No menu for no-nib app

larschassing

Registered
I have tried the example in
http://www.omnigroup.com/mailman/archive/macosx-dev/2001-June/016346.html
It works fine if I do as he says in Project Builder,
but I want to compile from the commandline:

cc main.m RawApp.m
./a.out

A window does appear, but even if I click in it the program's menu does not appear!
How can that be?

And, how do I make the a.out executable from Finder's point of view,
so that I can double-click on it in Finder to launch it.

Best regards from Denmark
/Lars
 
This is because when you compile it on the command line, you're only making the executable, where Project Builder makes an application package.

If you look at almost any OS X application in the terminal, you'll see that it shows as a folder rather than an executable.

To make a double-clickable executable from the Finder's point of view, it's easiest to just use Project Builder.
 
Originally posted by Darkshadow
This is because when you compile it on the command line, you're only making the executable, where Project Builder makes an application package.
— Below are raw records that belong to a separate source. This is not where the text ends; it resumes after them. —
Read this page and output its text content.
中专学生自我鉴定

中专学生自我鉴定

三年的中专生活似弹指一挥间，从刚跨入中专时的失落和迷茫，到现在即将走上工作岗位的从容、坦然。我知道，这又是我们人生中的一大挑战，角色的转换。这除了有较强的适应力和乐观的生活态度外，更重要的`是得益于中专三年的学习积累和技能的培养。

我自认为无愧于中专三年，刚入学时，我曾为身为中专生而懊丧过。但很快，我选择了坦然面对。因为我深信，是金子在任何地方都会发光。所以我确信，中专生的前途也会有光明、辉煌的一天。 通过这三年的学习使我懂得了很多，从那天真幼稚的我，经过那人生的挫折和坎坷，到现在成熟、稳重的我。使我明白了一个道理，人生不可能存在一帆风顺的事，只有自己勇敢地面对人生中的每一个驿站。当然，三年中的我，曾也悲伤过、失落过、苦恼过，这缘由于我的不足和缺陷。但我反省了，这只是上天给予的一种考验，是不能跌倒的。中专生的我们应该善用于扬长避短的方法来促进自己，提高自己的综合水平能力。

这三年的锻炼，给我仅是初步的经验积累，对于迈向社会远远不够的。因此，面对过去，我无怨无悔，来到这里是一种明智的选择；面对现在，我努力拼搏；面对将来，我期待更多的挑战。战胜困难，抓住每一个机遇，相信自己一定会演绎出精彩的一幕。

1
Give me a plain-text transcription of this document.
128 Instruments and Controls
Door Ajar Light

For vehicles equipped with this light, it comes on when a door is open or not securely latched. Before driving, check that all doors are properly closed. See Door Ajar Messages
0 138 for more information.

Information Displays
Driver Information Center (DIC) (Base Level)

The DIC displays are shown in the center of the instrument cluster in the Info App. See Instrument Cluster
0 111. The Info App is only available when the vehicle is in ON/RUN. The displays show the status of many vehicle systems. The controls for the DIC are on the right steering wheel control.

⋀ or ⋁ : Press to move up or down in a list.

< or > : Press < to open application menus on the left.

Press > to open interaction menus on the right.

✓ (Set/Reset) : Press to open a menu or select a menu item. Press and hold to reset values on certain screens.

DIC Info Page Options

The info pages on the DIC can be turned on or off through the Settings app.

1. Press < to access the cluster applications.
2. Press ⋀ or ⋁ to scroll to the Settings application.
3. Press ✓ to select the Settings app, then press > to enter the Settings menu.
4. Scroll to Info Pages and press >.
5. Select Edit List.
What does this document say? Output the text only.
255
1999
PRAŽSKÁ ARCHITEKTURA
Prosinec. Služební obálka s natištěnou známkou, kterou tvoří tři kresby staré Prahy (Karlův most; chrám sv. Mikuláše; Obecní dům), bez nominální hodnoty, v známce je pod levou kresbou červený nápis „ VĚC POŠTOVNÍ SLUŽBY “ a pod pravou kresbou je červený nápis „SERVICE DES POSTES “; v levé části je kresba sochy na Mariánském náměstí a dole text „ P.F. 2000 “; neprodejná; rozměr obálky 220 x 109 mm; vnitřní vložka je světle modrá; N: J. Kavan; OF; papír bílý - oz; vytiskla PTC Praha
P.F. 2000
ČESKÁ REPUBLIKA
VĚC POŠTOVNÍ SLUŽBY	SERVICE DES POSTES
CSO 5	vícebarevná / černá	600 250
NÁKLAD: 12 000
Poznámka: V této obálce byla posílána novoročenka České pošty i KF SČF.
If you look at almost any OS X application in the terminal, you'll see that it shows as a folder rather than an executable.

To make a double-clickable executable from the Finder's point of view, it's easiest to just use Project Builder.

Thank you for your answer. OK, so I did this:
mkdir aout.app
mkdir aout.app/Contents
mkdir aout.app/Contents/MacOS
mv a.out aout.app/Contents/MacOS
cat >aout.app/Contents/Info.plist

<?xml version="1.0" encoding="UTF-8"?>
<!DOCTYPE plist PUBLIC "-//Apple Computer//DTD PLIST 1.0//EN" "http://www.apple.com/DTDs/PropertyList-1.0.dtd">
<plist version="1.0">
<dict>
<key>CFBundleDevelopmentRegion</key>
<string>English</string>
<key>CFBundleExecutable</key>
<string>
a.out </string>
<key>CFBundleInfoDictionaryVersion</key>
<string>6.0</string>
<key>CFBundlePackageType</key>
<string>APPL</string>
<key>CFBundleSignature</key>
<string>????</string>
<key>CFBundleVersion</key>
<string>0.1</string>
</dict>
</plist>

^D

Now I can double-click on aout in Finder and it works.
And from the command line I can:
open aout.app
but not
open aout.app/Contents/MacOS/a.out

Executing
aout.app/Contents/MacOS/a.out
from the command line still shows no menu.

1) Why do I need an application package, why can't it be compiled into a single executable file (only data, no resource fork)?

2) How do I put an application package in my $PATH? Must I use open to launch it?

3) I don't want to use an interactive GUI for building, the build must be handled from the commandline/shell-script. Can I still use PB?